Calculation of measurement uncertancy

Ing. Buero Dieter Munkes News   •   June 2, 2016

During a project to gain accreditation (EN17025) for a laboratory i need to calculate the uncertancy of a measurement system.

I found that there are 2 ways to do it:

A) Get a lot off samples and do some statistics.

B) Get all uncertancy of influencing parameters and calculate a common result.

 

First create a map of influences. Ishikawa diagram or something like a mindmap.

Set in all parameters inclusive your reference. (Temperature, light, humidity…..)

 

Goto B)

Now i see that i don´t find exact parameters for the uncertancy parameters. You may assume them. But i don´t like this.

I found that my amplifier has 18ppm/K drift, ok I know the range. But there are drift from DMS, thermovoltages at contacts….

I got crazy with endless unknowns.

 

The way i found was: Take what you get on B) and do the remaining with A)

 

I my example it is a machine for testing lifetime of tooth implants. It´s a motor generating force down on an implant.

In series to this is a DMS Force Bridge. For regulation the force. See the first picture.

Now I put additional a reference sensor in series.

The uncertancy and calibration data are known by a Dakks calibration sheet.

I set the system to press with 100N down.

Now i put both sensor data into a histogramm seen on the second picture.
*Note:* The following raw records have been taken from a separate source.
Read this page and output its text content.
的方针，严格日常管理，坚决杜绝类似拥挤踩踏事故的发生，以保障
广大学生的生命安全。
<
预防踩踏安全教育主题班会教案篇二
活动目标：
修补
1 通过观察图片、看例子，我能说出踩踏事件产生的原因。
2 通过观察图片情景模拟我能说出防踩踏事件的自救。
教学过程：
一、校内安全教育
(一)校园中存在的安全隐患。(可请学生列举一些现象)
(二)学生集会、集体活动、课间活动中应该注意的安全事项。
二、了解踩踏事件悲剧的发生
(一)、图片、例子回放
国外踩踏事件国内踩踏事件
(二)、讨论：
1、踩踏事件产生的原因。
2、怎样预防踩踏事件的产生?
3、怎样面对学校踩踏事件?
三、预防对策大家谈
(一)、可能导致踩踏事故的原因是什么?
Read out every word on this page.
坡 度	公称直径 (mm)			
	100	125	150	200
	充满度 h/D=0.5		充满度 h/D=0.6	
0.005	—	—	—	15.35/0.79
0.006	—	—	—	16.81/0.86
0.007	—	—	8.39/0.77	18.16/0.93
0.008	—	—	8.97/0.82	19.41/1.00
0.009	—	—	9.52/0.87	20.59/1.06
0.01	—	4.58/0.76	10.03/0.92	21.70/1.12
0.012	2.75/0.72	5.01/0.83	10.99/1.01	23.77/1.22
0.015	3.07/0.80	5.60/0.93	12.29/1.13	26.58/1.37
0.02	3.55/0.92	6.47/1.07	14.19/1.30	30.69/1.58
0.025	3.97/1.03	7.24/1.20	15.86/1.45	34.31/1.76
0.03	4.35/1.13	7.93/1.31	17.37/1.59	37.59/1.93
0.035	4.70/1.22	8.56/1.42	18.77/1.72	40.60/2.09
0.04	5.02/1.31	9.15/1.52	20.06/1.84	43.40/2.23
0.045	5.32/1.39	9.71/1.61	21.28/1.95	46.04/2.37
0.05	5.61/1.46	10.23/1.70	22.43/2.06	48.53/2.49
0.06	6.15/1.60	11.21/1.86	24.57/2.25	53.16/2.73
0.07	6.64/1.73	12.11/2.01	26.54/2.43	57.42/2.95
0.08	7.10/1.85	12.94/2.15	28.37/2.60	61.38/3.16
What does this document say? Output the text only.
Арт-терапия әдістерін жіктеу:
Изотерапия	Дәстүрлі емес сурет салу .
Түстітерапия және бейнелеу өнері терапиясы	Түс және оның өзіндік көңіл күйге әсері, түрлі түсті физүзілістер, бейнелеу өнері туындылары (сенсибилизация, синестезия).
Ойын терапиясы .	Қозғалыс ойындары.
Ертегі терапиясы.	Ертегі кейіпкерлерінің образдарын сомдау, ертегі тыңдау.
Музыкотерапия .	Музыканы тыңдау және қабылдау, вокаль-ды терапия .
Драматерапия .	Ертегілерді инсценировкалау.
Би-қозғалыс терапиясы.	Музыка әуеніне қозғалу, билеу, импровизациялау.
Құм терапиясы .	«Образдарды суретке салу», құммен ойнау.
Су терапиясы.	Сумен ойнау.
Now i calculate average and standardderivation from my internal sensor.

I calculate average from my reference.

I have the uncertancy from the calibrationsheet of the reference at 100N

So the common uncertancy is =sqrt(  (ref uncertancy)² +(AverageSensor-Averageref)²+(derivation internal sensor)²)

As both are gauss shaped i can expand the range to cover 99% of samples by a factor around 2.7

 

With this i can say that the system get 99% of samples within +-0,6N at 100N force.

To cover all influences you need to be sure that this influence ocure.

I let the system sample overnight to get a full daily temperature cycle.